Lenticular display is a clever way of changing the perception of things
“by using This method relies on a display coated with a lenticular film. Lenticules are tiny lenses on the base side of a special film. The screen displays two sets of the same image. The lenses direct the light from the images to your eyes — each eye sees only one image. Your brain puts the images together and you interpret it as a three-dimensional image”.
To create this I wanted my piece of interactive media to be along the theme of illusion so I set out looking for research, looking for inspiration to influence my ideas and help me progress my ideas.
I came across Tang Yau Hoong I was particularly interested in the art he had created which was along the theme of surrealism, illusion and using negative space.
I love the way in which Tan Yau Hoong uses visual imagery in a very clever way to create illusions
as you can see in this picture (below) this piece was called the sound of nature each picture always has two key elements two it. Which is something I am very keen to use in my own art. For instance in this picture he has created an image which could be interpreted as either the frequency of a section of music or as tree’s and their reflection on the water.
I have always found illusions very intriguing as they spark my interest
From research gain a further understanding I learnt as is explained by (Weinschenk 2011) “Your brain creates these shortcuts in order to quickly make sense out of the world around you.
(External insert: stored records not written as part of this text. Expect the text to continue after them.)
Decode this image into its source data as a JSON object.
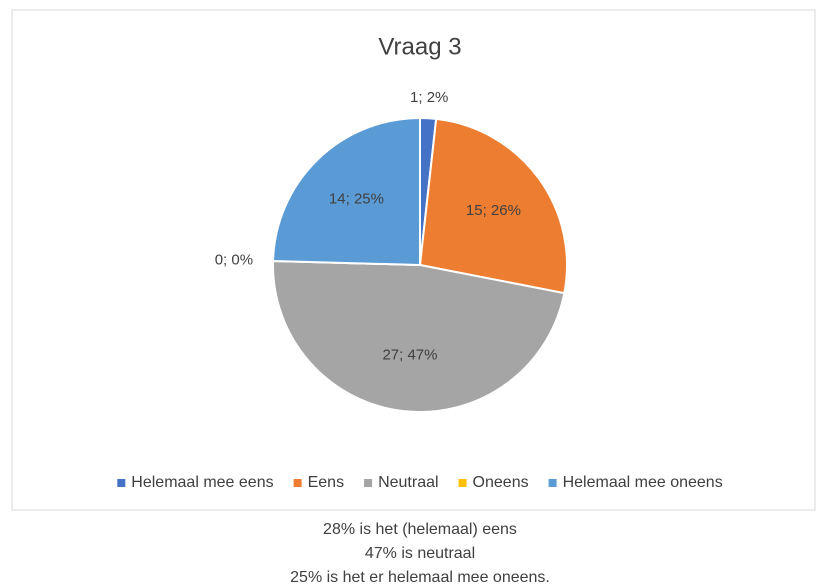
{
  "chart_data": {
    "type": "pie",
    "title": "Vraag 3",
    "categories": [
      "Helemaal mee eens",
      "Eens",
      "Neutraal",
      "Oneens",
      "Helemaal mee oneens"
    ],
    "values": [
      1,
      15,
      27,
      0,
      14
    ],
    "value_labels": [
      "1; 2%",
      "15; 26%",
      "27; 47%",
      "0; 0%",
      "14; 25%"
    ],
    "colors": [
      "#4472c4",
      "#ed7d31",
      "#a5a5a5",
      "#ffc000",
      "#5b9bd5"
    ],
    "legend": "bottom"
  },
  "caption": [
    "28% is het (helemaal) eens",
    "47% is neutraal",
    "25% is het er helemaal mee oneens."
  ]
}
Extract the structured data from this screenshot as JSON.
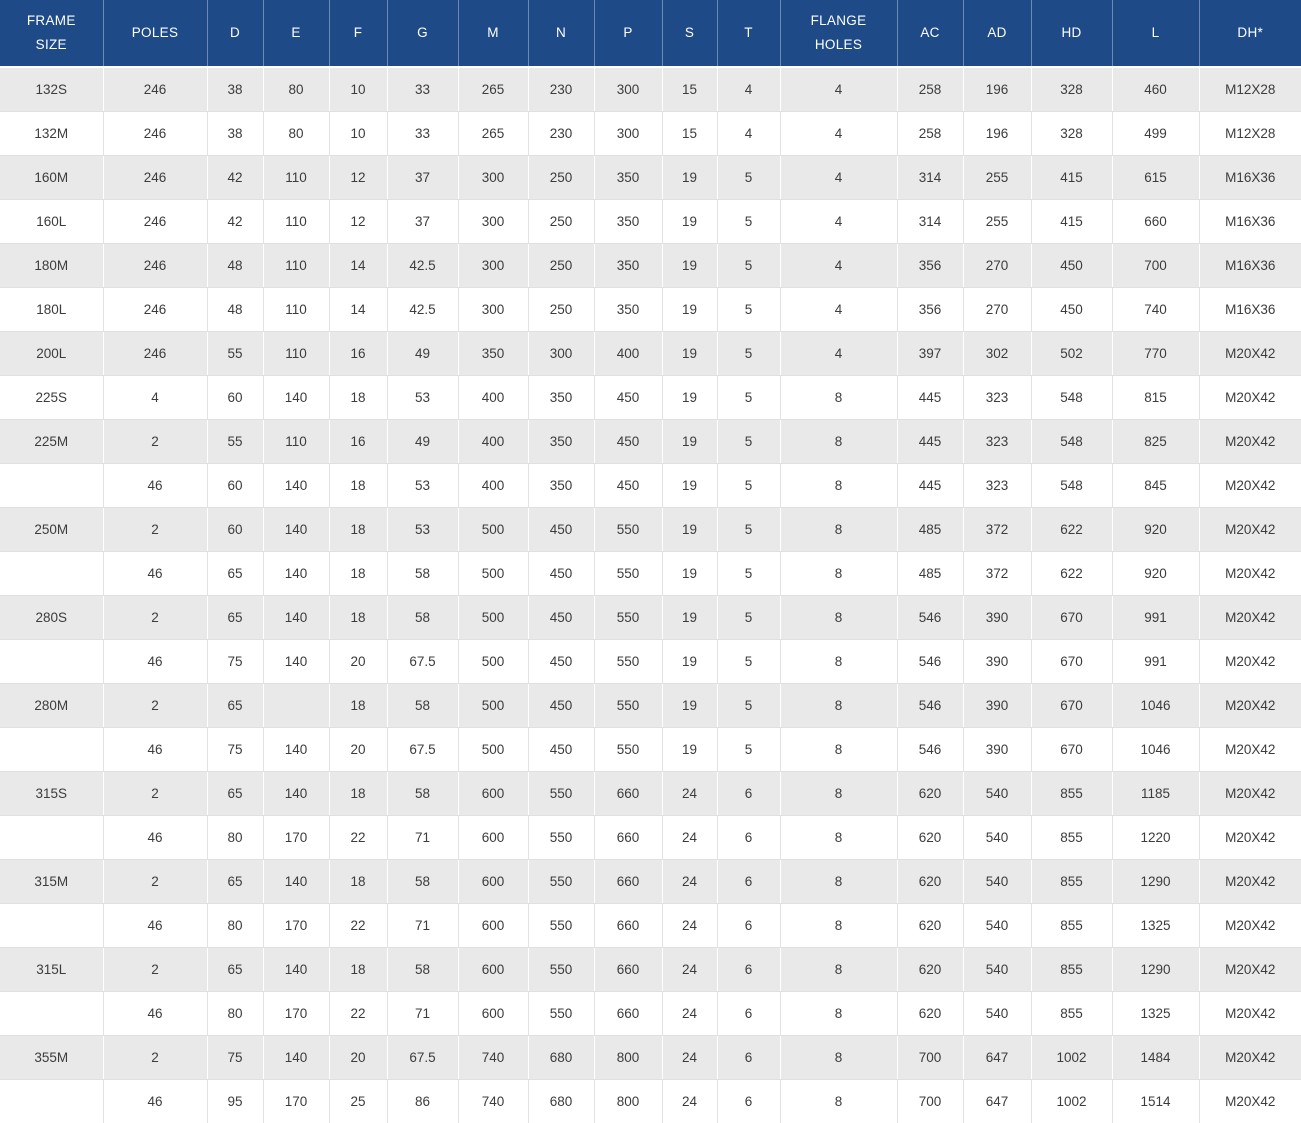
{
  "colors": {
    "header_bg": "#1e4b87",
    "header_text": "#ffffff",
    "row_shaded_bg": "#e9e9e9",
    "row_plain_bg": "#ffffff",
    "cell_text": "#3c3c3c",
    "grid_line": "#e0e0e0"
  },
  "table": {
    "columns": [
      "FRAME\nSIZE",
      "POLES",
      "D",
      "E",
      "F",
      "G",
      "M",
      "N",
      "P",
      "S",
      "T",
      "FLANGE\nHOLES",
      "AC",
      "AD",
      "HD",
      "L",
      "DH*"
    ],
    "rows": [
      [
        "132S",
        "246",
        "38",
        "80",
        "10",
        "33",
        "265",
        "230",
        "300",
        "15",
        "4",
        "4",
        "258",
        "196",
        "328",
        "460",
        "M12X28"
      ],
      [
        "132M",
        "246",
        "38",
        "80",
        "10",
        "33",
        "265",
        "230",
        "300",
        "15",
        "4",
        "4",
        "258",
        "196",
        "328",
        "499",
        "M12X28"
      ],
      [
        "160M",
        "246",
        "42",
        "110",
        "12",
        "37",
        "300",
        "250",
        "350",
        "19",
        "5",
        "4",
        "314",
        "255",
        "415",
        "615",
        "M16X36"
      ],
      [
        "160L",
        "246",
        "42",
        "110",
        "12",
        "37",
        "300",
        "250",
        "350",
        "19",
        "5",
        "4",
        "314",
        "255",
        "415",
        "660",
        "M16X36"
      ],
      [
        "180M",
        "246",
        "48",
        "110",
        "14",
        "42.5",
        "300",
        "250",
        "350",
        "19",
        "5",
        "4",
        "356",
        "270",
        "450",
        "700",
        "M16X36"
      ],
      [
        "180L",
        "246",
        "48",
        "110",
        "14",
        "42.5",
        "300",
        "250",
        "350",
        "19",
        "5",
        "4",
        "356",
        "270",
        "450",
        "740",
        "M16X36"
      ],
      [
        "200L",
        "246",
        "55",
        "110",
        "16",
        "49",
        "350",
        "300",
        "400",
        "19",
        "5",
        "4",
        "397",
        "302",
        "502",
        "770",
        "M20X42"
      ],
      [
        "225S",
        "4",
        "60",
        "140",
        "18",
        "53",
        "400",
        "350",
        "450",
        "19",
        "5",
        "8",
        "445",
        "323",
        "548",
        "815",
        "M20X42"
      ],
      [
        "225M",
        "2",
        "55",
        "110",
        "16",
        "49",
        "400",
        "350",
        "450",
        "19",
        "5",
        "8",
        "445",
        "323",
        "548",
        "825",
        "M20X42"
      ],
      [
        "",
        "46",
        "60",
        "140",
        "18",
        "53",
        "400",
        "350",
        "450",
        "19",
        "5",
        "8",
        "445",
        "323",
        "548",
        "845",
        "M20X42"
      ],
      [
        "250M",
        "2",
        "60",
        "140",
        "18",
        "53",
        "500",
        "450",
        "550",
        "19",
        "5",
        "8",
        "485",
        "372",
        "622",
        "920",
        "M20X42"
      ],
      [
        "",
        "46",
        "65",
        "140",
        "18",
        "58",
        "500",
        "450",
        "550",
        "19",
        "5",
        "8",
        "485",
        "372",
        "622",
        "920",
        "M20X42"
      ],
      [
        "280S",
        "2",
        "65",
        "140",
        "18",
        "58",
        "500",
        "450",
        "550",
        "19",
        "5",
        "8",
        "546",
        "390",
        "670",
        "991",
        "M20X42"
      ],
      [
        "",
        "46",
        "75",
        "140",
        "20",
        "67.5",
        "500",
        "450",
        "550",
        "19",
        "5",
        "8",
        "546",
        "390",
        "670",
        "991",
        "M20X42"
      ],
      [
        "280M",
        "2",
        "65",
        "",
        "18",
        "58",
        "500",
        "450",
        "550",
        "19",
        "5",
        "8",
        "546",
        "390",
        "670",
        "1046",
        "M20X42"
      ],
      [
        "",
        "46",
        "75",
        "140",
        "20",
        "67.5",
        "500",
        "450",
        "550",
        "19",
        "5",
        "8",
        "546",
        "390",
        "670",
        "1046",
        "M20X42"
      ],
      [
        "315S",
        "2",
        "65",
        "140",
        "18",
        "58",
        "600",
        "550",
        "660",
        "24",
        "6",
        "8",
        "620",
        "540",
        "855",
        "1185",
        "M20X42"
      ],
      [
        "",
        "46",
        "80",
        "170",
        "22",
        "71",
        "600",
        "550",
        "660",
        "24",
        "6",
        "8",
        "620",
        "540",
        "855",
        "1220",
        "M20X42"
      ],
      [
        "315M",
        "2",
        "65",
        "140",
        "18",
        "58",
        "600",
        "550",
        "660",
        "24",
        "6",
        "8",
        "620",
        "540",
        "855",
        "1290",
        "M20X42"
      ],
      [
        "",
        "46",
        "80",
        "170",
        "22",
        "71",
        "600",
        "550",
        "660",
        "24",
        "6",
        "8",
        "620",
        "540",
        "855",
        "1325",
        "M20X42"
      ],
      [
        "315L",
        "2",
        "65",
        "140",
        "18",
        "58",
        "600",
        "550",
        "660",
        "24",
        "6",
        "8",
        "620",
        "540",
        "855",
        "1290",
        "M20X42"
      ],
      [
        "",
        "46",
        "80",
        "170",
        "22",
        "71",
        "600",
        "550",
        "660",
        "24",
        "6",
        "8",
        "620",
        "540",
        "855",
        "1325",
        "M20X42"
      ],
      [
        "355M",
        "2",
        "75",
        "140",
        "20",
        "67.5",
        "740",
        "680",
        "800",
        "24",
        "6",
        "8",
        "700",
        "647",
        "1002",
        "1484",
        "M20X42"
      ],
      [
        "",
        "46",
        "95",
        "170",
        "25",
        "86",
        "740",
        "680",
        "800",
        "24",
        "6",
        "8",
        "700",
        "647",
        "1002",
        "1514",
        "M20X42"
      ]
    ]
  }
}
Your brain receives millions of sensory inputs every second (the estimate is 40 million) and it’s trying to make sense of all of that input. It uses rules of thumb, based on past experience, to make guesses about what you see. Most of the time that works, but sometimes it causes errors”.
A great example of this is this triangluar illusion.
As pablo picasso puts it beautifully “Art is a lie that allows us to approach truth, at least the truth that is accessible to us. It is up to the artist to convince his audience of the truthfulness of his lies”. This is a more general term using to describe art but I believe it fits well within the category of illusion.
Green, C., Daehner, J., Loreti, S. and Cochran, S., 2011. Modern antiquity. Los Angeles: J. Paul Getty Museum, p.26.
Strickland, J., n.d. Lenticular Displays – HowStuffWorks. [online] HowStuffWorks. Available from: http://electronics.howstuffworks.com/3d-tv5.htm [Accessed 13 Dec. 2015].
Weinschenk, S., 2011. 100 things every designer needs to know about people. Berkeley, CA: New Riders, p.10.